What's notably absent from Chollet's vision is any acknowledgment of how consistently the AI community has been wrong about timelines and capabilities. The field has a long history of confident predictions that proved to be overly optimistic, from the early claims about machine translation to more recent promises about autonomous vehicles.
This pattern of overconfidence suggests that we should be deeply skeptical of any claims about achieving AGI in the near term, regardless of how technically sophisticated the proposed approach might be. The problems involved in creating genuinely intelligent systems are likely to be much harder than any current framework anticipates.
None of this means that Chollet's research isn't valuable or that his insights about the limitations of scaling are wrong. The combination of pattern recognition and symbolic reasoning is indeed important, and developing better benchmarks for evaluating AI capabilities is crucial work.

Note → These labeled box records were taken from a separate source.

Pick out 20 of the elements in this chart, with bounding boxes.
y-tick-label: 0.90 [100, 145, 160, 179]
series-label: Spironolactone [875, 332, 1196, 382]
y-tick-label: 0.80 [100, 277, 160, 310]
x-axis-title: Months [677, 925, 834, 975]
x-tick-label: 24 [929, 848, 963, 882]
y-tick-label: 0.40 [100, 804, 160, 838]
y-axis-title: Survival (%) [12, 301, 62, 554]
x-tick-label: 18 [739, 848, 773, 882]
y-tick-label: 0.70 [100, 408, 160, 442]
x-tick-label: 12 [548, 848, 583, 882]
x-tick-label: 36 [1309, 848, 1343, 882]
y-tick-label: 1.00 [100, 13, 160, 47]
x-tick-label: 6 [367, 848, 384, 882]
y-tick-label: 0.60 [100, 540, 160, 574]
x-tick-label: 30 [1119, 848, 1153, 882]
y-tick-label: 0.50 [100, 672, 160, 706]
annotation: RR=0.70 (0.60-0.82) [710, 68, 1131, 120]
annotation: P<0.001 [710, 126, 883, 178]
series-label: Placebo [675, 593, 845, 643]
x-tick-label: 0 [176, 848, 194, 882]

But we need to approach these developments with appropriate humility about what we know and don't know about intelligence. The path to AGI, if it exists at all, is likely to be much longer and more circuitous than current visions suggest. The most valuable contribution researchers can make is to continue pushing the boundaries of what's possible while being honest about the limitations of current approaches.
The AI community would be better served by focusing on incremental progress, rigorous evaluation, and honest assessment of capabilities rather than grand visions of imminent AGI. Chollet's work represents important steps in that direction, but his timeline and claims about current progress deserve the same skepticism that should greet any predictions about artificial general intelligence.